In Daymare: 1994 Sandcastle si mantiene questa linea, anzi, per certi versi alcune cutscene, accompagnate come sempre da una soundtrack degna di nota, mi hanno coinvolto emotivamente ancor di più rispetto al suo predecessore (o forse sto solo invecchiando!). Lo stesso purtroppo non può dirsi sul level design e sull’interazione con esso.
Dalila, la nuova ed unica protagonista, si ritroverà all’interno dell’Area 51, esplorando laboratori, cantieri, alloggi inaspettati, cercando di scoprire documenti in grado di fornirci elementi utili alla narrazione. In Daymare 1998 la varietà di ambienti, documenti, rompicapo, era maggiore, ma l’assist era fornito da ben tre personaggi giocabili, quindi, da questo punto di vista, era impossibile fare meglio. L’Area 51, per quanto si possa andare avanti con l’immaginazione, non avrebbe potuto essere un palco maggiore di quello utilizzato in 1998.
Comprendendo e condividendo questo aspetto, non ho ben digerito il passo indietro fatto sull’interazione con il level design.

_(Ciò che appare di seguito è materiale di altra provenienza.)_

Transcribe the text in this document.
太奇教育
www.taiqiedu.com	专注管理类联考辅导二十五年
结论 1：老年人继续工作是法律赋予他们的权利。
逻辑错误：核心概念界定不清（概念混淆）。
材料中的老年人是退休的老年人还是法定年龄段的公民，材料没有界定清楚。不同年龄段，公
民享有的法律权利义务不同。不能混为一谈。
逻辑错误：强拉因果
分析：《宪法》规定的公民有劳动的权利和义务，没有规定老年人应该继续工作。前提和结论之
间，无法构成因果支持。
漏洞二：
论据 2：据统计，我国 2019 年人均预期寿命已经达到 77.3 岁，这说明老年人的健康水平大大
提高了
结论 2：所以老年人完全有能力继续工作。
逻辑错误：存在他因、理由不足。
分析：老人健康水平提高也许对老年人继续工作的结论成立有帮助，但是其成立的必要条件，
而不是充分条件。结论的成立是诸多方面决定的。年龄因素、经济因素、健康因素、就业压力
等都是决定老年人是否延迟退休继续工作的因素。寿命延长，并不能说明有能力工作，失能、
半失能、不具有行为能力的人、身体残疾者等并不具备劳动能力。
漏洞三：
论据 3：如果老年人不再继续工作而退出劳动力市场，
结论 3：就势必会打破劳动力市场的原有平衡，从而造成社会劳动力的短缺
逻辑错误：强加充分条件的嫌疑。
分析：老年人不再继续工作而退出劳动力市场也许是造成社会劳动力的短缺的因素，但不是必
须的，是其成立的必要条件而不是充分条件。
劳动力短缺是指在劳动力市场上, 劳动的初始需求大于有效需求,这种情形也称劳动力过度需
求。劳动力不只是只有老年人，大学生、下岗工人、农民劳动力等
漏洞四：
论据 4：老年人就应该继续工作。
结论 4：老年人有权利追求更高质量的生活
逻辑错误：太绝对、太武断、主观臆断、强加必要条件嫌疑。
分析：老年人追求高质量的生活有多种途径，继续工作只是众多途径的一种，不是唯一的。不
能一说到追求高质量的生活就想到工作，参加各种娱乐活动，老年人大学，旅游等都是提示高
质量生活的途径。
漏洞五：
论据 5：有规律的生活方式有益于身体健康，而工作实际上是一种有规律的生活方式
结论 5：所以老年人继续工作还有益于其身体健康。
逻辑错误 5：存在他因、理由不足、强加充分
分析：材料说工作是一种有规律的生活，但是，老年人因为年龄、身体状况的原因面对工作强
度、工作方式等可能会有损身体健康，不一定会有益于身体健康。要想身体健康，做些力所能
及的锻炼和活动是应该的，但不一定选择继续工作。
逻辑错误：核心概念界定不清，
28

1 – L’interazione ambientale ed il Frost Grip
Non amo le etichette, la polarizzazione, la gabbia che si fa intorno alle cose, alle persone, alle opere d’arte, ma quando è evidente che il tentativo è quello di rispettarne una, di etichetta, allora non si può far altro che analizzare l’opera da quel punto di vista. Daymare: 1994 Sandcastle è un survival horror.
Se la narrazione, la soundtrack, il personaggio, di cui ho detto pochissimo se non il nome, sono riuscitissimi e se le ambientazioni sono ben fatte, lo stesso non si può dire dell’interazione con il level design, del sistema di combattimento e delle creature incontrate e per concludere dell’inventario. Questi tre punti possono sembrare di poco conto, ma cambiano la percezione di quel survival, di quella capacità di divertire e sentire allo stesso tempo il fiato sul collo. Ma andiamo per gradi.
Parto da un punto che mi sta molto a cuore: l’interazione con il level design su accennata. In Daymare: 1998 c’erano barili, non i classici luccicanti, cui poter sparare per eliminare una minaccia o tubi di azoto da rompere per congelarne una. In Sandcastle non ho riscontrato questa possibilità di interazione. Se in 1998 gli occhi erano sempre chiamati all’attenzione, in 1994 la progressione nel mondo di gioco è più lineare, quasi un walkthrough verso la meta.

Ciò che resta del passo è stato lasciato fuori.